Microsoft Excel and Google Sheets are more than easy-to-use apps – they’re powerful tools. Businesses use them to create everything from budget plans to forecasting revenue. While they are powerful tools, spreadsheets are not always pleasing to the eye of the average user. Even alternating the colors of rows and columns of numbers can’t stop the eyes of most users from glazing over.
We recently helped a client with a project to design a new user interface to replace two powerful – yet not visually appealing – spreadsheet sales tools.
Comparing apples and oranges
The client used an Excel spreadsheet as a calculator to demonstrate cost savings during sales calls, but they wanted to create a self-service tool that customers could use themselves.
One of the products the client offers is elastomeric respirators. The upfront costs for the reusable respirators are higher than the alternative – disposable N95 masks. But the long-term costs drop dramatically since businesses can change the filters of the elastomeric respirators and keep them in use for longer periods. For example, they used the calculator to show that even if you’re replacing a filter set every week, you’re still going to save about 38% over the cost of outfitting people with N95 masks.
Great solutions are the perfect mix of form and function – so they approached us to create a web interface for the calculator that their sales team and customers could use. Having two different user personas meant we needed to design an interface that could be easy to control and understand.
We started with reviewing their brand guide to get an understanding of what elements we could work with. The main fields for the calculator are for entering the usage numbers for N95 masks and the pricing for elastomeric filters and respirators. We used a slider control to change the values for the number of elastomeric filters easily.
We used the client’s brand colors to show a clear delineation between the costs for the N95 masks and the elastomeric respirators.
Being able to enter the cost values quickly was only step one. Next, we wanted to enable our client to show the changes in savings in real-time as the customer or salesperson changed the values.
We designed two charts to help demonstrate the cost savings by taking the tabular data making it clear and readable. The first chart displays the comparative costs of the N95 masks compared to the elastomeric respirators. The second chart draws out the cost savings over five years with a hover function that allows the user to see the cost savings per year.
Creating the charts had an exciting challenge. The inputs for the N95 masks and the elastomeric respirators are not analogous. For example, a customer could say they would use 5000 N95 masks per month, and the comparable elastomeric numbers would be 250 respirators with filter sets for the same number of employees. We had to take these two different data points and show a cost comparison. As we mentioned, the elastomeric respirators have a higher upfront cost for the first year as the customer has to purchase the masks and filters. But in each subsequent year, the savings increase as only the filters need to be replaced.
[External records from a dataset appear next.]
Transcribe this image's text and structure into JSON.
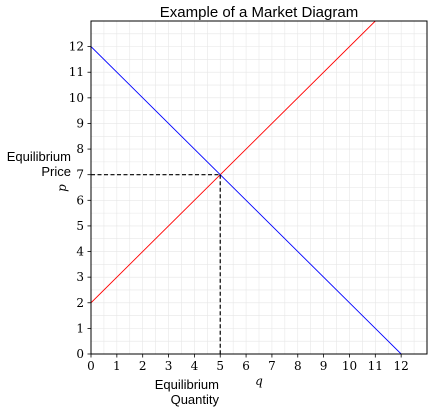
{
  "chart_data": {
    "type": "line",
    "title": "Example of a Market Diagram",
    "xlabel": "q",
    "ylabel": "p",
    "xlim": [
      0,
      13
    ],
    "ylim": [
      0,
      13
    ],
    "xticks": [
      0,
      1,
      2,
      3,
      4,
      5,
      6,
      7,
      8,
      9,
      10,
      11,
      12
    ],
    "yticks": [
      0,
      1,
      2,
      3,
      4,
      5,
      6,
      7,
      8,
      9,
      10,
      11,
      12
    ],
    "grid": true,
    "series": [
      {
        "color": "#ff0000",
        "x": [
          0,
          11
        ],
        "y": [
          2,
          13
        ]
      },
      {
        "color": "#0000ff",
        "x": [
          0,
          12
        ],
        "y": [
          12,
          0
        ]
      }
    ],
    "equilibrium": {
      "q": 5,
      "p": 7,
      "line_style": "dashed",
      "color": "#000000"
    },
    "annotations": {
      "price": [
        "Equilibrium",
        "Price"
      ],
      "quantity": [
        "Equilibrium",
        "Quantity"
      ]
    }
  }
}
Since this was a customer-facing tool, we also included a bespoke section to include marketing information to help reinforce the value of not just the respirators but also working with our client.
The total cost of ownership
The second tool the client needed a new interface for was a total cost of ownership calculator. They provide the sale and installation of telemetry sensors to measure everything from hydrogen sulfide to carbon dioxide levels.
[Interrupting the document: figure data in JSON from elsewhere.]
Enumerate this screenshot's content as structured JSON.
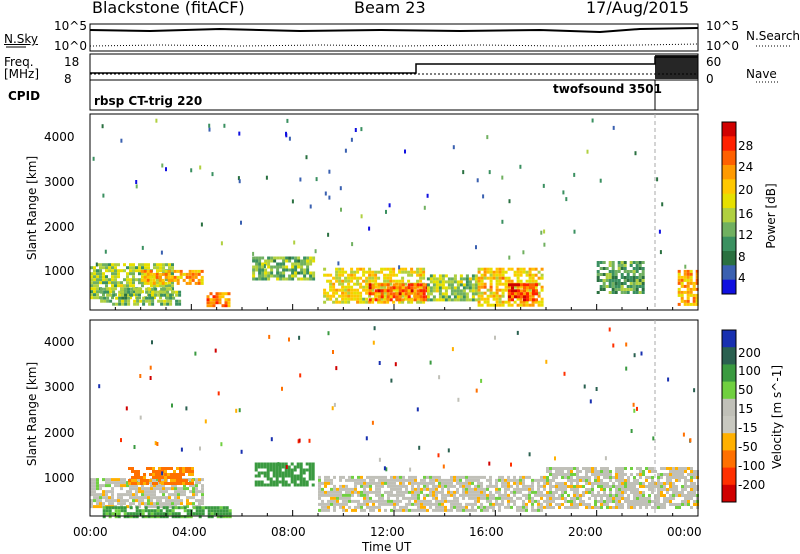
{
  "header": {
    "station": "Blackstone (fitACF)",
    "beam": "Beam 23",
    "date": "17/Aug/2015"
  },
  "top_panels": {
    "nsky_label": "N.Sky",
    "nsky_ticks": [
      "10^5",
      "10^0"
    ],
    "nsearch_label": "N.Search",
    "nsearch_ticks": [
      "10^5",
      "10^0"
    ],
    "freq_label_line1": "Freq.",
    "freq_label_line2": "[MHz]",
    "freq_ticks": [
      "18",
      "8"
    ],
    "nave_label": "Nave",
    "nave_ticks": [
      "60",
      "0"
    ],
    "cpid_label": "CPID",
    "cpid_mode_1": "rbsp CT-trig 220",
    "cpid_mode_2": "twofsound 3501"
  },
  "axes": {
    "x_ticks": [
      "00:00",
      "04:00",
      "08:00",
      "12:00",
      "16:00",
      "20:00",
      "00:00"
    ],
    "x_label": "Time UT",
    "y_ticks": [
      "1000",
      "2000",
      "3000",
      "4000"
    ],
    "y_label": "Slant Range [km]"
  },
  "power_scale": {
    "label": "Power [dB]",
    "ticks": [
      "28",
      "24",
      "20",
      "16",
      "12",
      "8",
      "4"
    ],
    "colors": [
      "#d00000",
      "#ff2000",
      "#ff6000",
      "#ff9a00",
      "#ffc800",
      "#e6e000",
      "#b0d040",
      "#70b060",
      "#3a9060",
      "#2a7040",
      "#3a60b0",
      "#1010e0"
    ]
  },
  "velocity_scale": {
    "label": "Velocity [m s^-1]",
    "ticks": [
      "200",
      "100",
      "50",
      "15",
      "-15",
      "-50",
      "-100",
      "-200"
    ],
    "colors": [
      "#1830b0",
      "#2a6050",
      "#3a9a40",
      "#70d040",
      "#c0c0b8",
      "#c8c8c0",
      "#ffb000",
      "#ff7000",
      "#ff3000",
      "#d00000"
    ]
  },
  "chart_data": [
    {
      "type": "heatmap",
      "title": "Power",
      "xlabel": "Time UT",
      "ylabel": "Slant Range [km]",
      "xlim": [
        "00:00",
        "24:00"
      ],
      "ylim": [
        200,
        4600
      ],
      "colorbar": {
        "label": "Power [dB]",
        "range": [
          0,
          32
        ]
      },
      "regions": [
        {
          "t_start": 0.0,
          "t_end": 3.2,
          "r_min": 450,
          "r_max": 1250,
          "value_db": 14
        },
        {
          "t_start": 2.0,
          "t_end": 4.4,
          "r_min": 800,
          "r_max": 1100,
          "value_db": 22
        },
        {
          "t_start": 0.4,
          "t_end": 3.5,
          "r_min": 300,
          "r_max": 700,
          "value_db": 12
        },
        {
          "t_start": 4.6,
          "t_end": 5.5,
          "r_min": 300,
          "r_max": 600,
          "value_db": 24
        },
        {
          "t_start": 6.4,
          "t_end": 8.8,
          "r_min": 900,
          "r_max": 1400,
          "value_db": 12
        },
        {
          "t_start": 9.2,
          "t_end": 13.2,
          "r_min": 350,
          "r_max": 1150,
          "value_db": 18
        },
        {
          "t_start": 11.0,
          "t_end": 13.3,
          "r_min": 400,
          "r_max": 800,
          "value_db": 26
        },
        {
          "t_start": 13.3,
          "t_end": 15.3,
          "r_min": 400,
          "r_max": 1000,
          "value_db": 14
        },
        {
          "t_start": 15.3,
          "t_end": 17.8,
          "r_min": 300,
          "r_max": 1150,
          "value_db": 20
        },
        {
          "t_start": 16.5,
          "t_end": 17.6,
          "r_min": 400,
          "r_max": 800,
          "value_db": 28
        },
        {
          "t_start": 20.0,
          "t_end": 21.8,
          "r_min": 600,
          "r_max": 1300,
          "value_db": 10
        },
        {
          "t_start": 23.2,
          "t_end": 24.0,
          "r_min": 350,
          "r_max": 1100,
          "value_db": 22
        }
      ]
    },
    {
      "type": "heatmap",
      "title": "Velocity",
      "xlabel": "Time UT",
      "ylabel": "Slant Range [km]",
      "xlim": [
        "00:00",
        "24:00"
      ],
      "ylim": [
        200,
        4600
      ],
      "colorbar": {
        "label": "Velocity [m s^-1]",
        "range": [
          -200,
          200
        ]
      },
      "regions": [
        {
          "t_start": 0.0,
          "t_end": 4.5,
          "r_min": 400,
          "r_max": 1050,
          "value_ms": 0
        },
        {
          "t_start": 0.5,
          "t_end": 5.5,
          "r_min": 200,
          "r_max": 420,
          "value_ms": 40
        },
        {
          "t_start": 1.5,
          "t_end": 4.0,
          "r_min": 900,
          "r_max": 1300,
          "value_ms": -60
        },
        {
          "t_start": 6.5,
          "t_end": 8.8,
          "r_min": 900,
          "r_max": 1400,
          "value_ms": 50
        },
        {
          "t_start": 9.0,
          "t_end": 18.0,
          "r_min": 350,
          "r_max": 1100,
          "value_ms": 0
        },
        {
          "t_start": 18.0,
          "t_end": 24.0,
          "r_min": 400,
          "r_max": 1300,
          "value_ms": 0
        }
      ]
    }
  ]
}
Using the same design paradigms as the elastomeric respirator cost calculator, we designed a total cost of ownership self-service tool for their customers. There are multiple cost inputs including, hardware, installation, labour, and replacement costs. To simply the user interface, we designed a tab control to separate them.
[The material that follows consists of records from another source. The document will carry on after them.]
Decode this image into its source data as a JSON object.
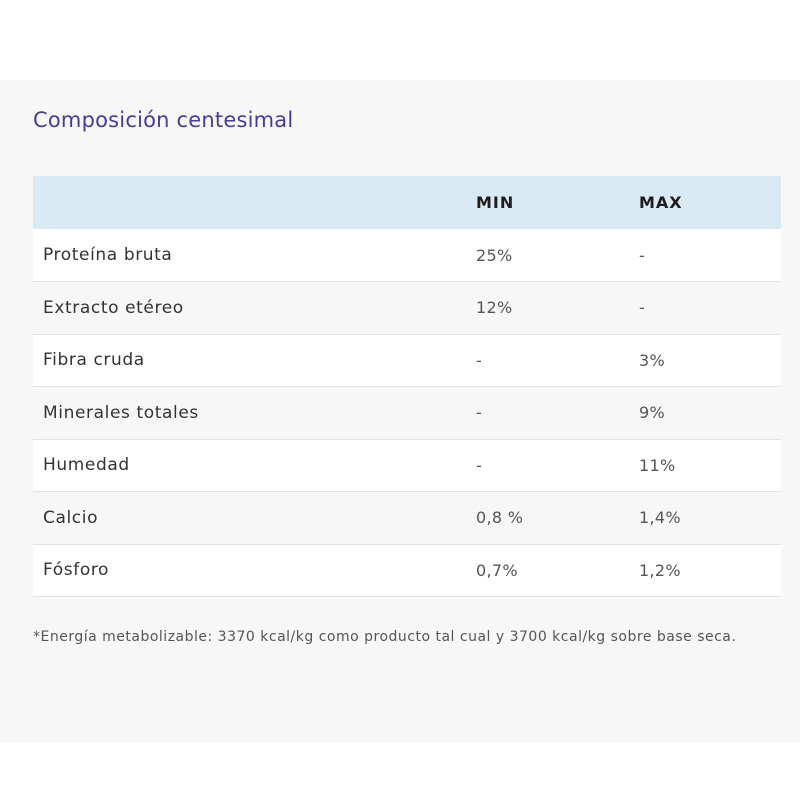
{
  "title": "Composición centesimal",
  "table": {
    "headers": {
      "name": "",
      "min": "MIN",
      "max": "MAX"
    },
    "rows": [
      {
        "name": "Proteína bruta",
        "min": "25%",
        "max": "-"
      },
      {
        "name": "Extracto etéreo",
        "min": "12%",
        "max": "-"
      },
      {
        "name": "Fibra cruda",
        "min": "-",
        "max": "3%"
      },
      {
        "name": "Minerales totales",
        "min": "-",
        "max": "9%"
      },
      {
        "name": "Humedad",
        "min": "-",
        "max": "11%"
      },
      {
        "name": "Calcio",
        "min": "0,8 %",
        "max": "1,4%"
      },
      {
        "name": "Fósforo",
        "min": "0,7%",
        "max": "1,2%"
      }
    ]
  },
  "footnote": "*Energía metabolizable: 3370 kcal/kg como producto tal cual y 3700 kcal/kg sobre base seca.",
  "colors": {
    "title": "#4b3a99",
    "header_background": "#daeaf4",
    "panel_background": "#f7f7f7"
  }
}
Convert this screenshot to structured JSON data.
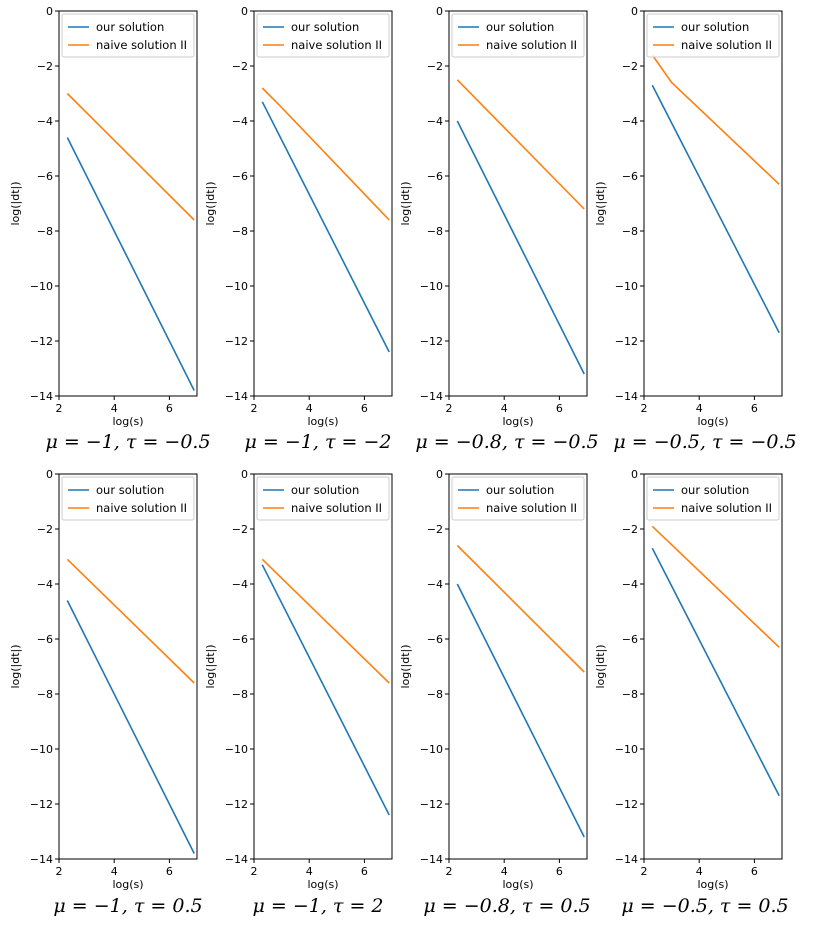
{
  "colors": {
    "our": "#1f77b4",
    "naive": "#ff7f0e"
  },
  "chart_data": [
    {
      "type": "line",
      "caption": "μ = −1, τ = −0.5",
      "xlabel": "log(s)",
      "ylabel": "log(|dt|)",
      "xlim": [
        2,
        7
      ],
      "ylim": [
        -14,
        0
      ],
      "xticks": [
        2,
        4,
        6
      ],
      "yticks": [
        0,
        -2,
        -4,
        -6,
        -8,
        -10,
        -12,
        -14
      ],
      "legend_position": "top-right",
      "series": [
        {
          "name": "our solution",
          "x": [
            2.3,
            6.9
          ],
          "y": [
            -4.6,
            -13.8
          ]
        },
        {
          "name": "naive solution II",
          "x": [
            2.3,
            6.9
          ],
          "y": [
            -3.0,
            -7.6
          ]
        }
      ]
    },
    {
      "type": "line",
      "caption": "μ = −1, τ = −2",
      "xlabel": "log(s)",
      "ylabel": "log(|dt|)",
      "xlim": [
        2,
        7
      ],
      "ylim": [
        -14,
        0
      ],
      "xticks": [
        2,
        4,
        6
      ],
      "yticks": [
        0,
        -2,
        -4,
        -6,
        -8,
        -10,
        -12,
        -14
      ],
      "legend_position": "top-right",
      "series": [
        {
          "name": "our solution",
          "x": [
            2.3,
            6.9
          ],
          "y": [
            -3.3,
            -12.4
          ]
        },
        {
          "name": "naive solution II",
          "x": [
            2.3,
            2.9,
            6.9
          ],
          "y": [
            -2.8,
            -3.4,
            -7.6
          ]
        }
      ]
    },
    {
      "type": "line",
      "caption": "μ = −0.8, τ = −0.5",
      "xlabel": "log(s)",
      "ylabel": "log(|dt|)",
      "xlim": [
        2,
        7
      ],
      "ylim": [
        -14,
        0
      ],
      "xticks": [
        2,
        4,
        6
      ],
      "yticks": [
        0,
        -2,
        -4,
        -6,
        -8,
        -10,
        -12,
        -14
      ],
      "legend_position": "top-right",
      "series": [
        {
          "name": "our solution",
          "x": [
            2.3,
            6.9
          ],
          "y": [
            -4.0,
            -13.2
          ]
        },
        {
          "name": "naive solution II",
          "x": [
            2.3,
            6.9
          ],
          "y": [
            -2.5,
            -7.2
          ]
        }
      ]
    },
    {
      "type": "line",
      "caption": "μ = −0.5, τ = −0.5",
      "xlabel": "log(s)",
      "ylabel": "log(|dt|)",
      "xlim": [
        2,
        7
      ],
      "ylim": [
        -14,
        0
      ],
      "xticks": [
        2,
        4,
        6
      ],
      "yticks": [
        0,
        -2,
        -4,
        -6,
        -8,
        -10,
        -12,
        -14
      ],
      "legend_position": "top-right",
      "series": [
        {
          "name": "our solution",
          "x": [
            2.3,
            6.9
          ],
          "y": [
            -2.7,
            -11.7
          ]
        },
        {
          "name": "naive solution II",
          "x": [
            2.3,
            3.0,
            6.9
          ],
          "y": [
            -1.6,
            -2.6,
            -6.3
          ]
        }
      ]
    },
    {
      "type": "line",
      "caption": "μ = −1, τ = 0.5",
      "xlabel": "log(s)",
      "ylabel": "log(|dt|)",
      "xlim": [
        2,
        7
      ],
      "ylim": [
        -14,
        0
      ],
      "xticks": [
        2,
        4,
        6
      ],
      "yticks": [
        0,
        -2,
        -4,
        -6,
        -8,
        -10,
        -12,
        -14
      ],
      "legend_position": "top-right",
      "series": [
        {
          "name": "our solution",
          "x": [
            2.3,
            6.9
          ],
          "y": [
            -4.6,
            -13.8
          ]
        },
        {
          "name": "naive solution II",
          "x": [
            2.3,
            6.9
          ],
          "y": [
            -3.1,
            -7.6
          ]
        }
      ]
    },
    {
      "type": "line",
      "caption": "μ = −1, τ = 2",
      "xlabel": "log(s)",
      "ylabel": "log(|dt|)",
      "xlim": [
        2,
        7
      ],
      "ylim": [
        -14,
        0
      ],
      "xticks": [
        2,
        4,
        6
      ],
      "yticks": [
        0,
        -2,
        -4,
        -6,
        -8,
        -10,
        -12,
        -14
      ],
      "legend_position": "top-right",
      "series": [
        {
          "name": "our solution",
          "x": [
            2.3,
            6.9
          ],
          "y": [
            -3.3,
            -12.4
          ]
        },
        {
          "name": "naive solution II",
          "x": [
            2.3,
            6.9
          ],
          "y": [
            -3.1,
            -7.6
          ]
        }
      ]
    },
    {
      "type": "line",
      "caption": "μ = −0.8, τ = 0.5",
      "xlabel": "log(s)",
      "ylabel": "log(|dt|)",
      "xlim": [
        2,
        7
      ],
      "ylim": [
        -14,
        0
      ],
      "xticks": [
        2,
        4,
        6
      ],
      "yticks": [
        0,
        -2,
        -4,
        -6,
        -8,
        -10,
        -12,
        -14
      ],
      "legend_position": "top-right",
      "series": [
        {
          "name": "our solution",
          "x": [
            2.3,
            6.9
          ],
          "y": [
            -4.0,
            -13.2
          ]
        },
        {
          "name": "naive solution II",
          "x": [
            2.3,
            6.9
          ],
          "y": [
            -2.6,
            -7.2
          ]
        }
      ]
    },
    {
      "type": "line",
      "caption": "μ = −0.5, τ = 0.5",
      "xlabel": "log(s)",
      "ylabel": "log(|dt|)",
      "xlim": [
        2,
        7
      ],
      "ylim": [
        -14,
        0
      ],
      "xticks": [
        2,
        4,
        6
      ],
      "yticks": [
        0,
        -2,
        -4,
        -6,
        -8,
        -10,
        -12,
        -14
      ],
      "legend_position": "top-right",
      "series": [
        {
          "name": "our solution",
          "x": [
            2.3,
            6.9
          ],
          "y": [
            -2.7,
            -11.7
          ]
        },
        {
          "name": "naive solution II",
          "x": [
            2.3,
            6.9
          ],
          "y": [
            -1.9,
            -6.3
          ]
        }
      ]
    }
  ]
}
As a customer makes adjustments, the graphs on the tool update to reflect the total cost of ownership compared to their competitor’s sensors. We took a massive set of inputs and outputs and simplified them into an easy-to-read (and convincing) tool to help their customers make a purchase decision.
Show, don’t tell
User experience design is more than just brand guides and button placements – in this project, we had to dissect these spreadsheets. We needed to understand what matters to the client and customers and then design a user-friendly interface and drive the customer to the call to action – contact a salesperson and get a conversation started.
Our design philosophy focuses on creating user interfaces that are intuitive, functionals, and elegant. Converting Excel spreadsheets into web-based tools may seem simple - but looks can be deceiving. You’re taking the power of one of the most used applications and making something not just beautiful in form but with the same level of functionality.